Sterling managed to keep up with the torrid euro rally against the US dollar. Strong news from both manufacturing and retail sales eased worries about any weakening of the British economy, and brought further Bank of England into focus. News that Spain and Netherlands were pushing for a soft Brexit in the negotiations also buoyed the Pound. On Tuesday, we get the critical inflation report for December. An upside surprise would force the market to further reprice expectations for hikes and send Cable to fresh post-Brexit highs.

EUR

The ECB minutes from its December meeting revealed a growing confidence in the economic outlook of the Eurozone. More controversially, they stated that “ultimately, the further absorption of slack should lead to upward wage and price pressures”.  This is yet to be seen in the key core inflation numbers, which exclude volatile energy and food items. These remain stuck below 1% in December, showing no sign that the positive economic environment is resulting in any wage or price pressures.

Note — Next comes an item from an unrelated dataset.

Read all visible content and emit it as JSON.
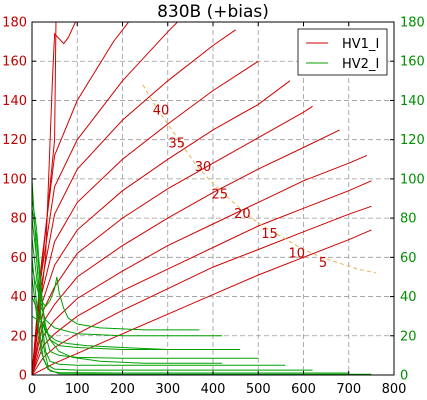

Nevertheless, markets repriced the beginning of ECB hikes, bringing them forward into 2018 and boosting the common currency to a fresh three-year high.

USD

There were some rather strong economic surprises out of the US last week. Retail sales continue to grow at a very healthy 6% annualized rate. More importantly, it is starting to look  like the tight labor market is finally starting to push up inflation, as the core rate rose in December to an 1.8% annualized rate – not far from the Fed’s target. The market chose to overlook these bullish developments and the dollar struggled as traders focused on the hawkish ECB minutes. However, we now expect four full interest rates hikes from the Federal Reserve, vs none from the ECB. As the short-term differential across the Atlantic, it’s difficult to see how the Euro can continue to rally, particularly given the extraordinarily stretched positioning of traders, which are overwhelmingly long the currency.